Let \(y = \cos x\). The equation becomes:
\(3y^2 + 5y - 2 = 0\)

Factorise the quadratic expression:
\((3y - 1)(y + 2) = 0\)

This gives two possible values for \(\cos x\):
1) \(\cos x = \frac{1}{3}\)
2) \(\cos x = -2\) (This equation has no real solutions because \(-1 \le \cos x \le 1\)).

Now, solve \(\cos x = \frac{1}{3}\) within the range \(0^\circ \le x \le 360^\circ\):
\(x = \cos^{-1}\left(\frac{1}{3}\right) \approx 70.53^\circ\)

Using the symmetry of the cosine function, the second solution is:
\(x = 360^\circ - 70.53^\circ \approx 289.47^\circ\)

Rounding both answers to 1 decimal place gives:
\(x = 70.5^\circ\) and \(x = 289.5^\circ\)

M1: Use the identity \(1 - \cos^2 x\) to express the equation as a quadratic in \(\cos x\).
A1: Obtain the correct quadratic equation: \(3\cos^2 x + 5\cos x - 2 = 0\).
M1: Solve the quadratic equation to find \(\cos x = \frac{1}{3}\).
A0.5: Obtain both correct angles: \(70.5^\circ\) and \(289.5^\circ\) (rounded to 1 d.p.).

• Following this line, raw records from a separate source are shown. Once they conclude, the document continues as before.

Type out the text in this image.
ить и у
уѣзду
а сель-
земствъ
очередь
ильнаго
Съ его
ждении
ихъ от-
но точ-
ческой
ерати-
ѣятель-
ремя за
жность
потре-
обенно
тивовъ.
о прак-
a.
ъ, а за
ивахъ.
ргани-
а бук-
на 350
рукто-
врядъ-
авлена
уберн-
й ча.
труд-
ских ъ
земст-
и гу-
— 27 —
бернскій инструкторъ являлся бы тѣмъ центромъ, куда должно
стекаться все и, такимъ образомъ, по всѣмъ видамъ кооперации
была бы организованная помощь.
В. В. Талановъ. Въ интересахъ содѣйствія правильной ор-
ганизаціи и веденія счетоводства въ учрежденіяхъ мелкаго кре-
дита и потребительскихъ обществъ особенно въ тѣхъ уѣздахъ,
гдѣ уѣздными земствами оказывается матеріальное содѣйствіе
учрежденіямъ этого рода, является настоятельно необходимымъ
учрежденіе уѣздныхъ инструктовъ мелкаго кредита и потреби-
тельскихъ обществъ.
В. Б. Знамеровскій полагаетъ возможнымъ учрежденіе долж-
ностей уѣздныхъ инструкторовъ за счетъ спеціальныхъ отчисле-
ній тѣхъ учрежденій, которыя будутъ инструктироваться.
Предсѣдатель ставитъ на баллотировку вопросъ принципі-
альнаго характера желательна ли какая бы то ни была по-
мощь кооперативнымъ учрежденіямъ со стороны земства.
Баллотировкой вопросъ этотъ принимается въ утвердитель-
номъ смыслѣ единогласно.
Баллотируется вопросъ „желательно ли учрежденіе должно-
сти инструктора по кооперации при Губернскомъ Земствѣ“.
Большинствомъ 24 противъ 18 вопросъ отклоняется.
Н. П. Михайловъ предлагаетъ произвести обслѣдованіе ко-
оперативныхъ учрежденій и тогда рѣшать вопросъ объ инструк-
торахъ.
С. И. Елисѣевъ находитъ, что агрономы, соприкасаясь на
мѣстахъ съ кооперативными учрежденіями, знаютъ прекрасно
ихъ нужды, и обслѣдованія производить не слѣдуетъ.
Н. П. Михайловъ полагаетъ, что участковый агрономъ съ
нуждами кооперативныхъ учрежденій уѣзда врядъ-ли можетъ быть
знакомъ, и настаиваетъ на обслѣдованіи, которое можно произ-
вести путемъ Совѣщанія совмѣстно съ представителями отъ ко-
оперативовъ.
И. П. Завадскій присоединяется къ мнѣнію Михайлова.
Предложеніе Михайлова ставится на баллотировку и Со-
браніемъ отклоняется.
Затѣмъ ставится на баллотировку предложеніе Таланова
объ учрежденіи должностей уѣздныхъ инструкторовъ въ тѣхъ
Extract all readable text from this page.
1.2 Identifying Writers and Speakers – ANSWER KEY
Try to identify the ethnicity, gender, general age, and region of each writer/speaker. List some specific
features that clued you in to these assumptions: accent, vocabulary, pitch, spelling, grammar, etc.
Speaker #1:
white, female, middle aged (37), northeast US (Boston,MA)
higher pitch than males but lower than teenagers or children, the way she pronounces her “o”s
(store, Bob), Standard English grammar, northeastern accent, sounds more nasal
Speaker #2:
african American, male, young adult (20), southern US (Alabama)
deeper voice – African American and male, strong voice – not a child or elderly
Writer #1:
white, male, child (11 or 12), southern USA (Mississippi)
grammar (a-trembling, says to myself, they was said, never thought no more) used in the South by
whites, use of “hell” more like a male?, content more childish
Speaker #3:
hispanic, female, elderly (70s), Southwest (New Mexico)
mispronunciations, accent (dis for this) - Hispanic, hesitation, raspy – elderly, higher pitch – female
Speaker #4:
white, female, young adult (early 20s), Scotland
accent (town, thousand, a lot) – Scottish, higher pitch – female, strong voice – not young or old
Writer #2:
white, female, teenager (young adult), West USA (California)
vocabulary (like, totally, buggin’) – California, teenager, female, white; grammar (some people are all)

(a) The first three terms of the arithmetic progression (AP) are:
\(T_1 = a\)
\(T_2 = a + d\)
\(T_3 = a + 2d\)

The first three terms of the geometric progression (GP) are:
\(G_1 = a\)
\(G_2 = ar\)
\(G_3 = ar^2\)

We are given that:
\(T_1 = G_1 \implies a = a\)
\(T_3 = G_2 \implies a + 2d = ar \implies 2d = a(r - 1) \implies d = \frac{1}{2}a(r - 1)\) (as required).

We are also given that:
\(T_2 = G_3 \implies a + d = ar^2\)

Substitute the expression for \(d\) into this equation:
\(a + \frac{1}{2}a(r-1) = ar^2\)

Since \(a \neq 0\) (otherwise the GP would have a sum to infinity of 0, which contradicts part b), we can divide both sides by \(a\):
\(1 + \frac{1}{2}(r-1) = r^2\)

Multiply through by 2:
\(2 + r - 1 = 2r^2 \implies 2r^2 - r - 1 = 0\)

Factorize the quadratic:
\((2r + 1)(r - 1) = 0\)

Thus, the two possible values of \(r\) are:
\(r = -\frac{1}{2}\) and \(r = 1\).

(b) Since we are given that \(r \neq 1\), we must have \(r = -\frac{1}{2}\).

The sum to infinity of the GP is:
\(S_\infty = \frac{a}{1-r} = 12\)
\(\frac{a}{1 - (-1/2)} = 12 \implies \frac{a}{1.5} = 12 \implies a = 18\).

Now, substitute \(a = 18\) and \(r = -\frac{1}{2}\) to find \(d\):
\(d = \frac{1}{2}(18)\left(-\frac{1}{2} - 1\right) = 9\left(-\frac{3}{2}\right) = -13.5\).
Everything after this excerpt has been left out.